しばらくすると、ひょっこりとルームウェア姿の李世先輩が現れた。
「えっ……陽茉ちゃん?」
突然の私の来訪に、心底驚いているようだ。
昨日に引き続き、やっぱり具合が悪そう。
「その、先輩、本調子じゃないように見えたので、心配で……」
私がそう言うと、李世先輩のどこか薄暗かった表情が和らいだ。
「そっか。ありがとう、陽茉ちゃん」
「い、いえ。これ、大したものじゃないですけど、差し入れです」
「え、いいの?」
「もちろんです。……先輩のために、梓ちゃんと一緒に買ってきましたから」
先輩はうれしそうにビニール袋に手を伸ばした。
「そうだ、古瀬くんも心配していましたよ。『お大事に』、だそうです」
私がそう言った瞬間、李世先輩の腕の動きがピタリと止まった。
そしてゆっくりと、その手がビニール袋から離れていく。
「……ごめん。
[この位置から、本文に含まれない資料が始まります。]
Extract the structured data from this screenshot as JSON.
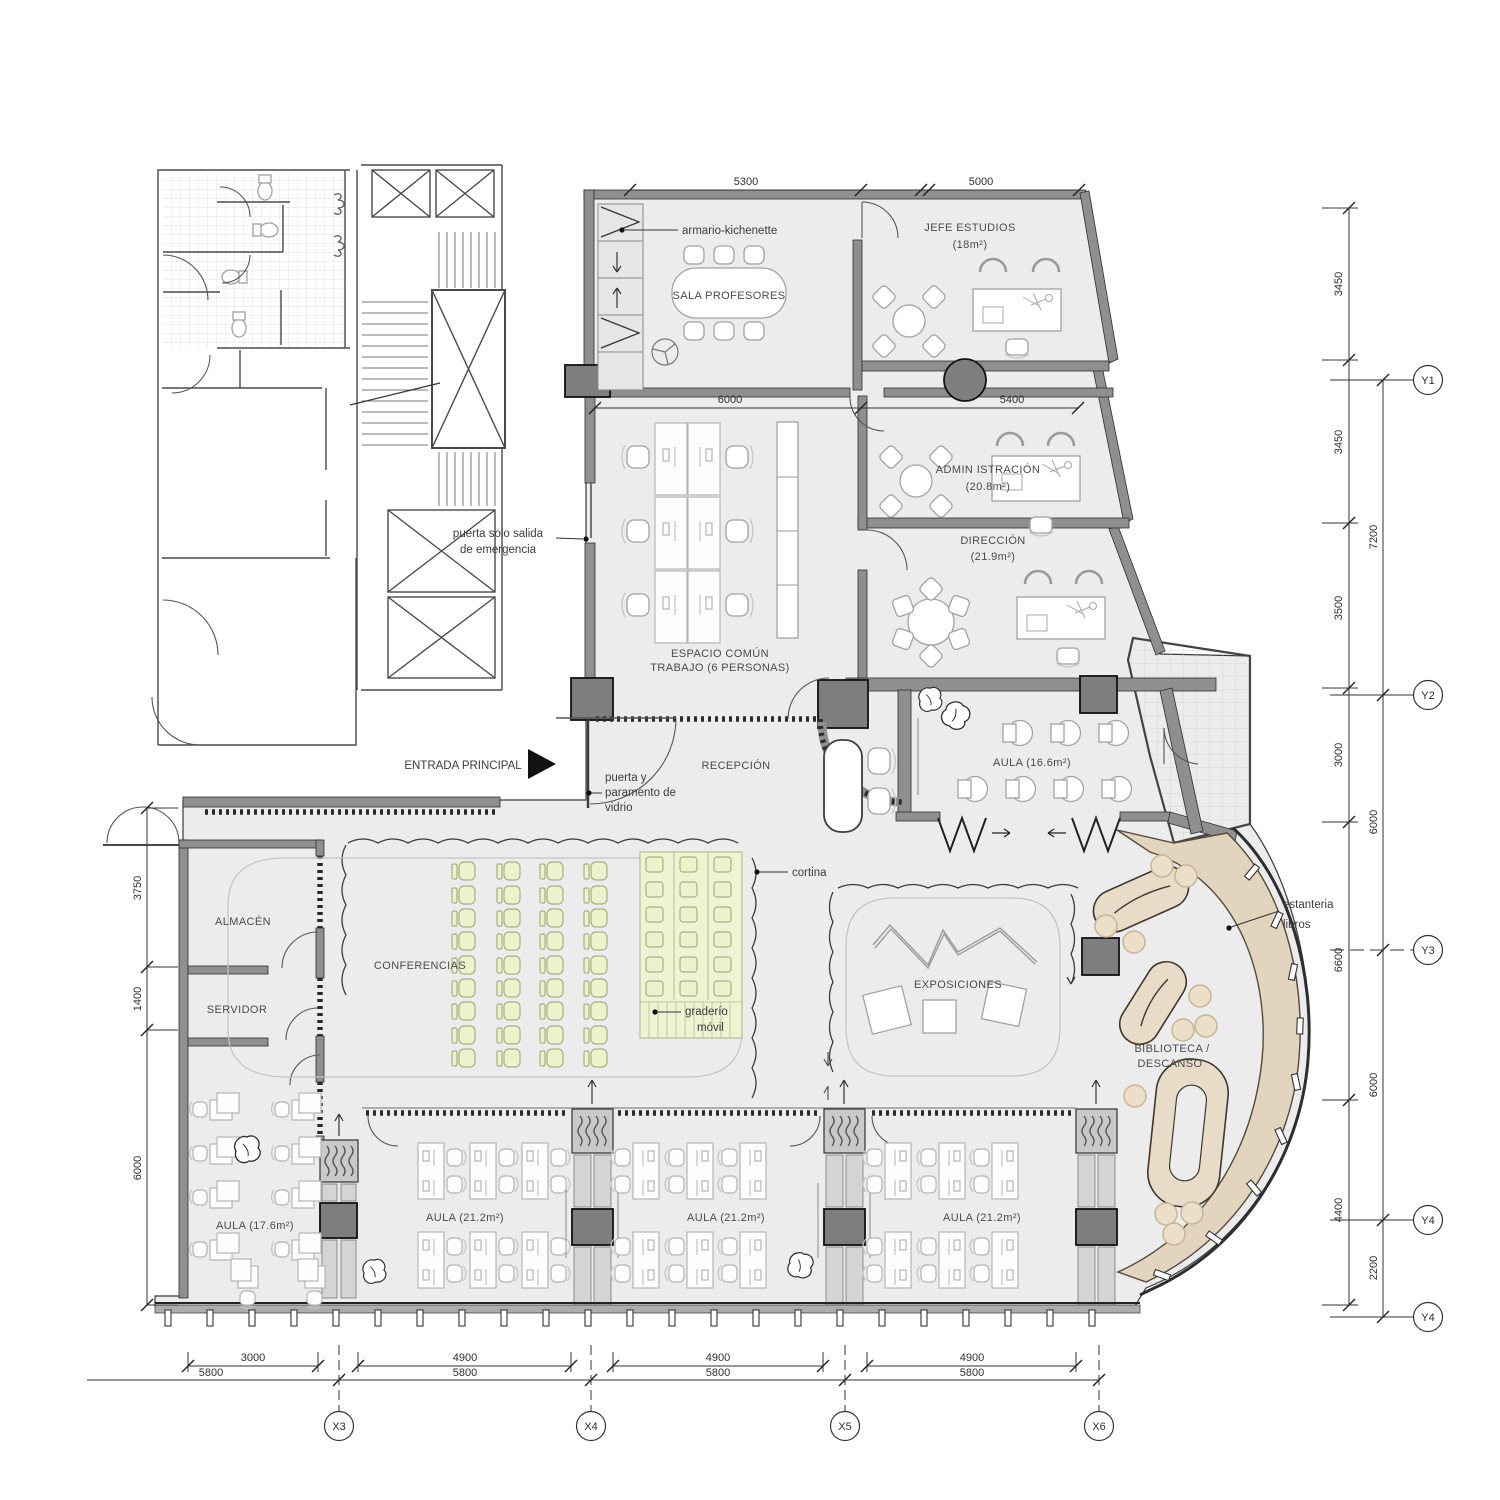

やっぱり、受け取れない」
「えっ……ど、どうしてですか⁉」
「……本当にごめん」
李世先輩はそれ以上何も言わずに、戸を閉めてしまった。
……やっぱり、変だ。
李世先輩、どうしちゃったんですか……?
私は受け取ってもらえなかったショックと混乱で、どうやってそこから自分の家に帰ったのか、全く覚えていなかった。